Master wasn't a believer in church but he let us have church. My we'd have happy times singing an shouting. They'd have church when dey had a preacher and prayer meeting when dey didn't.
Slaves didn't leave de plantation much on 'count of de Patrollers. De patroller was low white trash what jest wanted a excuse to shoot niggers. I don't think I ever saw one but I heard lots of 'em.
I don't believe in luck charms and things of the such. Iffen you is in trouble, there ain't nothing gonna save you but de Good Lawd. I heard of folks keeping all kind of things for good luck charms. When I was a child different people gave me buttons to string and we called them our charm string and wore 'em round our necks. If we was mean dey would tell us "Old Raw Head and Bloody Bones" would git us. Grand mammy told us ghost stories after supper, but I don't remember any of dem.
I never did know I was a slave, 'cause I couldn't tell I wasn't free. I always had a good time, didn't have to work much, and allus had something to eat and wear and that was better than it is with me now.
When de War was over old Master told us we was free. Mammy she say, "Well, I'm heading for Texas." I went out and old Master ask me to bring him a coal of fire to light his pipe. I went after it and mammy left pretty soon. My pappy wouldn't leave old Master right then but old Master told us we was free to go where we pleased, so me an' pappy left and went to Texas where my mammy was. We never saw old Master any more. We stayed a while in Texas and then come back to de Indian Territory.
Abe Lincoln was a good man, everybody liked him. See, I've got his picture. Jeff Davis was a good man too, he just made a mistake. I like Mr. Roosevelt, too.
Oklahoma Writers' Project Ex-Slaves
HENRY F. PYLES Age 81 yrs. Tulsa, Okla.
Little pinch o' pepper---- Little bunch o' wool----
Mumbledy--Mumbledy----
Two, three Pammy Christy beans---- Little piece o' rusty iron----
Mumbledy--Mumbledy----
Wrop it in a rag and tie it wid hair, Two fum a hoss an' one fum a mare----
Mumbledy, Mumbledy, Mumbledy----
Wet it in whiskey Boughten wid silver; Dat make you wash so hard your sweat pop out, And he come to pass, sho'!
That's how the niggers say old Bab Russ used to make the hoodoo "hands" he made for the young bucks and wenches, but I don't know, 'cause I was too trusting to look inside de one he make for me, and anyways I lose it, and it no good nohow!

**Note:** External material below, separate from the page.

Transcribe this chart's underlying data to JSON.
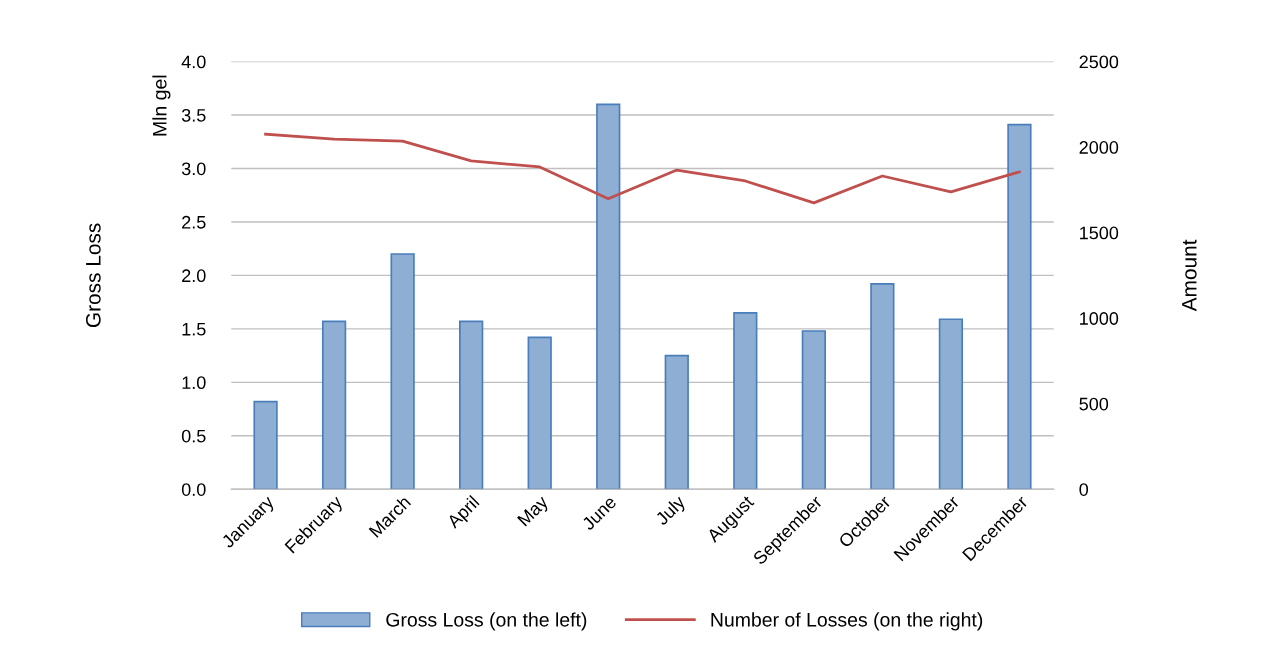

Old Bab Russ live about two mile from me, and I went to him one night at midnight and ask him to make me de hand. I was a young strapper about sixteen years old, and thinking about wenches pretty hard and wanting something to help me out wid the one I liked best.

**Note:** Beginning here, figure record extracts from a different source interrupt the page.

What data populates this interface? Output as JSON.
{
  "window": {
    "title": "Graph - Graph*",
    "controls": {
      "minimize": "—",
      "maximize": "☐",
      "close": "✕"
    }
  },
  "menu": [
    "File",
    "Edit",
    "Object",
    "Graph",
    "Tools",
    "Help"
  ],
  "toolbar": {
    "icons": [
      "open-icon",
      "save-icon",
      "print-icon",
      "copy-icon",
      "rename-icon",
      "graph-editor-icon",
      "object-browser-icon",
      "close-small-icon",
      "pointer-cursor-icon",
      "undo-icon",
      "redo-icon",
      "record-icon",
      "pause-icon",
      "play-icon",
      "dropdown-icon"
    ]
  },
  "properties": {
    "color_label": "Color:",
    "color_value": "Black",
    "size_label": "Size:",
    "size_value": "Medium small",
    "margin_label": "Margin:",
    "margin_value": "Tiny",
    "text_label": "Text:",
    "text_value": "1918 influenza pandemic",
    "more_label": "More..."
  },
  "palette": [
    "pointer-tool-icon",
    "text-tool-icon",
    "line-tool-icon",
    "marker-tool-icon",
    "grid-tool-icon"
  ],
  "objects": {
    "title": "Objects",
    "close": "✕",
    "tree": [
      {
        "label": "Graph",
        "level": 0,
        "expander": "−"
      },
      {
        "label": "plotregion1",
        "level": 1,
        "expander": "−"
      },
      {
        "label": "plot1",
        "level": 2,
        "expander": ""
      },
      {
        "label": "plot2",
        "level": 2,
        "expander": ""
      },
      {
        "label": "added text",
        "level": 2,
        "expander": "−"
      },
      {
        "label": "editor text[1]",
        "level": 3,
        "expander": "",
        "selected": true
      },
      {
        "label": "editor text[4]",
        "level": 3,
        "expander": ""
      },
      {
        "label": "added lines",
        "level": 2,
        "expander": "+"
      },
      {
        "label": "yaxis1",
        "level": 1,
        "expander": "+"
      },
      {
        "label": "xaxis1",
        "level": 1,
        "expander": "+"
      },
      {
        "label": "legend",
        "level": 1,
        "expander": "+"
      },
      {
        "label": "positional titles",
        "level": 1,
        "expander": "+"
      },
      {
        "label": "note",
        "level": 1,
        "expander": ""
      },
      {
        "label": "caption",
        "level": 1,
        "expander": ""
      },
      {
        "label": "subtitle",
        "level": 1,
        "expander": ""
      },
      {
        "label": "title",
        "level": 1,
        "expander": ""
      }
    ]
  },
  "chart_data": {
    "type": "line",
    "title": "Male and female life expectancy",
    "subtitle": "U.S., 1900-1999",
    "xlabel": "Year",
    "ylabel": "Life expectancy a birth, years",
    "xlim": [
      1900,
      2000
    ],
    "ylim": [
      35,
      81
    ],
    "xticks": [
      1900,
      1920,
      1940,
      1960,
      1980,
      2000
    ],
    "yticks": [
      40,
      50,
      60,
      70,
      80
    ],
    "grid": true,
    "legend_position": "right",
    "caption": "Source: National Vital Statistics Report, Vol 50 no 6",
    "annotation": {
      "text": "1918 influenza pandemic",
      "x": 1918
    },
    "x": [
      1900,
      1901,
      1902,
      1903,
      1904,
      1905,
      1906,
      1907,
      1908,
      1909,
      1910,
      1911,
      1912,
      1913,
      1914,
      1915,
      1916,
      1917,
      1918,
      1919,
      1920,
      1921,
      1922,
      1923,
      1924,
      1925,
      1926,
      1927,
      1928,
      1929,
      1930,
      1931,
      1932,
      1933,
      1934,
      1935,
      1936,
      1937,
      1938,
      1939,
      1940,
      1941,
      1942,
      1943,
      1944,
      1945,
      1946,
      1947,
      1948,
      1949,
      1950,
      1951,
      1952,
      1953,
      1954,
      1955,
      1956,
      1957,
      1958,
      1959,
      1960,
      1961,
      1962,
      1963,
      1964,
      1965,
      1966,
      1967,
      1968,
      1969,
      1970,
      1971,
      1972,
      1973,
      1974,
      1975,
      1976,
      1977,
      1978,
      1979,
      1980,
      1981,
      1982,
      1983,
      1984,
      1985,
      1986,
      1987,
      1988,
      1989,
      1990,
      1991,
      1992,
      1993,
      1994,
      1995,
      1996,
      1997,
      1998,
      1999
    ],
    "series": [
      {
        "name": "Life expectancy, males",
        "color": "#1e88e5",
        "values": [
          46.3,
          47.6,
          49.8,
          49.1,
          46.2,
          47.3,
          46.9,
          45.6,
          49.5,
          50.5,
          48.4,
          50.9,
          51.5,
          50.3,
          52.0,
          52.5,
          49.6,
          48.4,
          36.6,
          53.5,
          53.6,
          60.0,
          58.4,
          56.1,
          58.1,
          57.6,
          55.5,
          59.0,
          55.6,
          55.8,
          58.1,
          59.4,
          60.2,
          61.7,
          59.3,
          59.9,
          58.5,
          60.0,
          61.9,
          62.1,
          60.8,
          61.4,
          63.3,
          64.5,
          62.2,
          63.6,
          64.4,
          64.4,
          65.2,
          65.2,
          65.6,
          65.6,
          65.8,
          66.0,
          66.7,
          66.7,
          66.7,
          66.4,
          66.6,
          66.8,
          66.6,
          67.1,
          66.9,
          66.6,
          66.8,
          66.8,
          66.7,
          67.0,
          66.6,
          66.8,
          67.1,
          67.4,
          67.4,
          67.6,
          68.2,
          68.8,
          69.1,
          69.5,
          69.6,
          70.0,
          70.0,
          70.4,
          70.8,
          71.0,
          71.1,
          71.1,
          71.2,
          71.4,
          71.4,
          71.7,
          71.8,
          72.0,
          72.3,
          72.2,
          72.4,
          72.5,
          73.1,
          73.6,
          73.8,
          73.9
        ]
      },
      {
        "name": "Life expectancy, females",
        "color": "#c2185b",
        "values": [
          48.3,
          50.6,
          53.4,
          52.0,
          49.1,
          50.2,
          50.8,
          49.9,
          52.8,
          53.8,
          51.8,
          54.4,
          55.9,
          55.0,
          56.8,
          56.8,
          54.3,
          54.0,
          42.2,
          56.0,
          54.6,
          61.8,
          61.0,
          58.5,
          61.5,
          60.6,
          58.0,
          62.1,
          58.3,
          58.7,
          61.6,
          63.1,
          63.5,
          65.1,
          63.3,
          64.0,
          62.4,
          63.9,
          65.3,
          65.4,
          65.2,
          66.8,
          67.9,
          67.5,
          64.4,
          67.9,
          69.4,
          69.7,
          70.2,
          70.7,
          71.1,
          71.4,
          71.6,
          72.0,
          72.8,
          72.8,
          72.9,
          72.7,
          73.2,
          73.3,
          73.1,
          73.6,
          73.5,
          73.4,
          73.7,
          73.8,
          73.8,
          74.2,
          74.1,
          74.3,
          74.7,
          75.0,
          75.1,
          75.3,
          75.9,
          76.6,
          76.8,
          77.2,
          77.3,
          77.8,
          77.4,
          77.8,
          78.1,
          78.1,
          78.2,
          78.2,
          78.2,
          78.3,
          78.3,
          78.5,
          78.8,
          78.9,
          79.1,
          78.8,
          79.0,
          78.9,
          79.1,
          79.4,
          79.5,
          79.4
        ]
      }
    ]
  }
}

Old Bab Russ charge me four bits for dat hand, and I had to give four bits more for a pint of whiskey to wet it wid, and it wasn't no good nohow!
Course dat was five-six years after de War. I wasn't yet quite eleven when de War close. Most all the niggers was farming on de shares and whole lots of them was still working for their old Master yet. Old Bab come in there from deep South Carolina two-three years befo', and live all by hisself. De gal I was worrying about had come wid her old pappy and mammy to pick cotton on de place, and dey was staying in one of de cabins in the "settlement", but dey didn't live there all de time.
I don't know whether I believed in conjure much or not in dem days, but anyways I tried it that once and it stirred up sech a rumpus everybody called me "Hand" after that until after I was married and had a pack of children.
Old Bab Russ was coal black, and he could talk African or some other unknown tongue, and all the young bucks and wenches was mortal 'fraid of him!
Well sir, I took dat hand he made for me and set out to try it on dat gal. She never had give me a friendly look even, and when I would speak to her polite she just hang her head and say nothing!